Зобов встал с кресла, сбросил ноги капитана на пол и уселся рядом.

– Подозрения – они, как прыщи на морде: чем больше чешешь, тем больше становятся. Подозревать можно кого угодно – все бестолку. Тут логика нужна. Запереть командира части в командно-пусковом пункте – преступление не из слабых. Вот и рассуждать надо, как сыщику – кому выгодно.

– Кому выгодно? – как эхо отозвался капитан. – Вашему заму? Начштаба?

– Да брось ты, Ефимов, – поморщился Зобов. – Чтоб эти тушканы затеяли что-нибудь серьезное? Глупости говоришь. Пить и жрать из моих рук у них получается – это верно. А чтобы предприятие такое провернуть… Пробовал я их в деле. Нет, они на такое не способны. Десять к одному – не они.
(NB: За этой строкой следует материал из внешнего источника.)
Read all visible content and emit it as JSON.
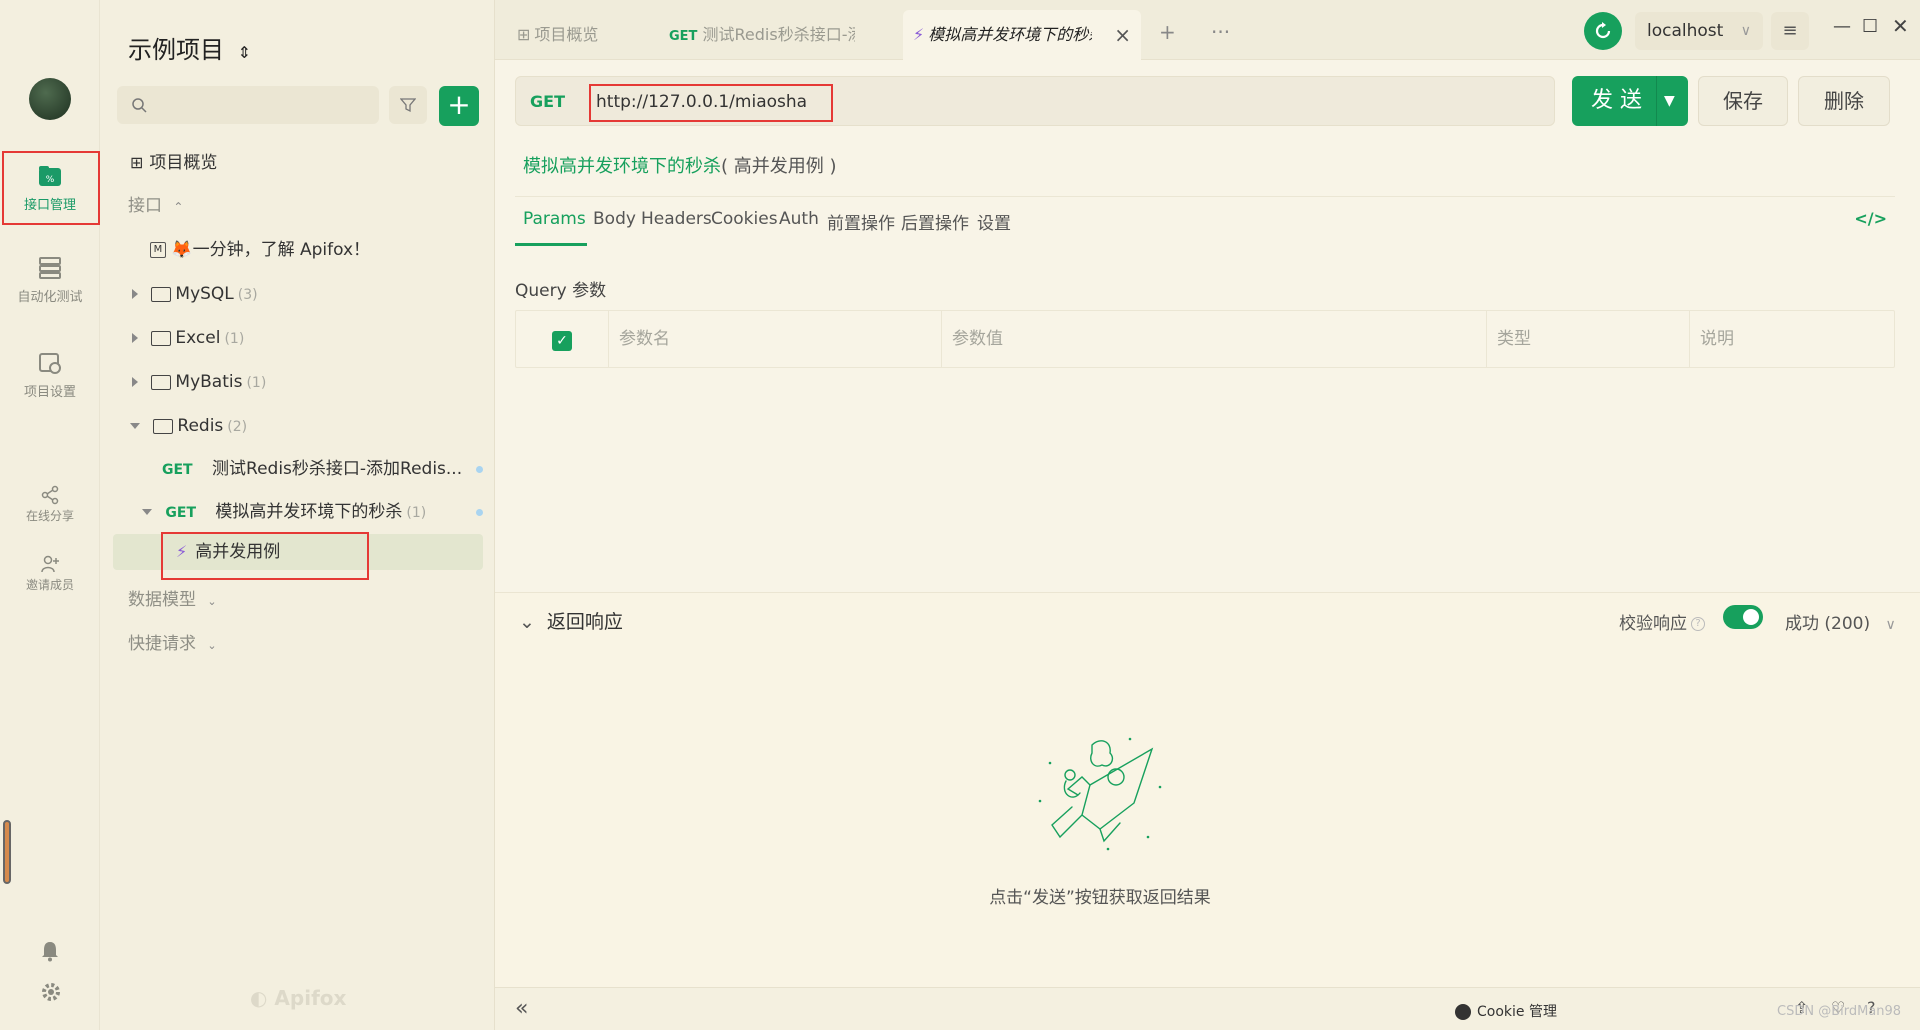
{
  "rail": {
    "items": [
      {
        "label": "接口管理"
      },
      {
        "label": "自动化测试"
      },
      {
        "label": "项目设置"
      },
      {
        "label": "在线分享"
      },
      {
        "label": "邀请成员"
      }
    ]
  },
  "sidebar": {
    "project_title": "示例项目",
    "overview_label": "项目概览",
    "section_api": "接口",
    "intro_doc": "一分钟，了解 Apifox！",
    "folders": [
      {
        "name": "MySQL",
        "count": "(3)"
      },
      {
        "name": "Excel",
        "count": "(1)"
      },
      {
        "name": "MyBatis",
        "count": "(1)"
      },
      {
        "name": "Redis",
        "count": "(2)"
      }
    ],
    "redis_children": [
      {
        "method": "GET",
        "name": "测试Redis秒杀接口-添加Redis..."
      },
      {
        "method": "GET",
        "name": "模拟高并发环境下的秒杀",
        "count": "(1)"
      }
    ],
    "case_item": "高并发用例",
    "section_models": "数据模型",
    "section_quick": "快捷请求",
    "watermark": "Apifox"
  },
  "tabs": [
    {
      "label": "项目概览"
    },
    {
      "method": "GET",
      "label": "测试Redis秒杀接口-添"
    },
    {
      "label": "模拟高并发环境下的秒杀"
    }
  ],
  "header": {
    "env": "localhost"
  },
  "request": {
    "method": "GET",
    "url": "http://127.0.0.1/miaosha",
    "send_label": "发 送",
    "save_label": "保存",
    "delete_label": "删除",
    "title": "模拟高并发环境下的秒杀",
    "title_sub": "( 高并发用例 )"
  },
  "subtabs": [
    "Params",
    "Body",
    "Headers",
    "Cookies",
    "Auth",
    "前置操作",
    "后置操作",
    "设置"
  ],
  "params": {
    "query_label": "Query 参数",
    "columns": [
      "参数名",
      "参数值",
      "类型",
      "说明"
    ]
  },
  "response": {
    "title": "返回响应",
    "validate_label": "校验响应",
    "status": "成功 (200)",
    "empty_hint": "点击“发送”按钮获取返回结果"
  },
  "footer": {
    "cookie_label": "Cookie 管理",
    "watermark": "CSDN @BirdMan98"
  },
  "colors": {
    "accent": "#17a05d",
    "highlight_box": "#e53935"
  }
}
– Ну, тогда командир ПО. Или командир летунов. Те-то покруче будут.

– Покруче, это верно, – согласился Зобов. – Но манера не их, стиль работы не тот. Эти бы просто явились со своими ребятами, скрутили меня и в каталажку – зубной щеткой полы на губе скрести. А еще проще – дали бы по башке, чтоб меньше проблем было. Нет, семь к трем – не они.

– Ну, тогда я не знаю, – развел руками капитан. – Получается, врагов у вас нет, а факт, вот он: сидим без малого неделю, будто мышата в ведре.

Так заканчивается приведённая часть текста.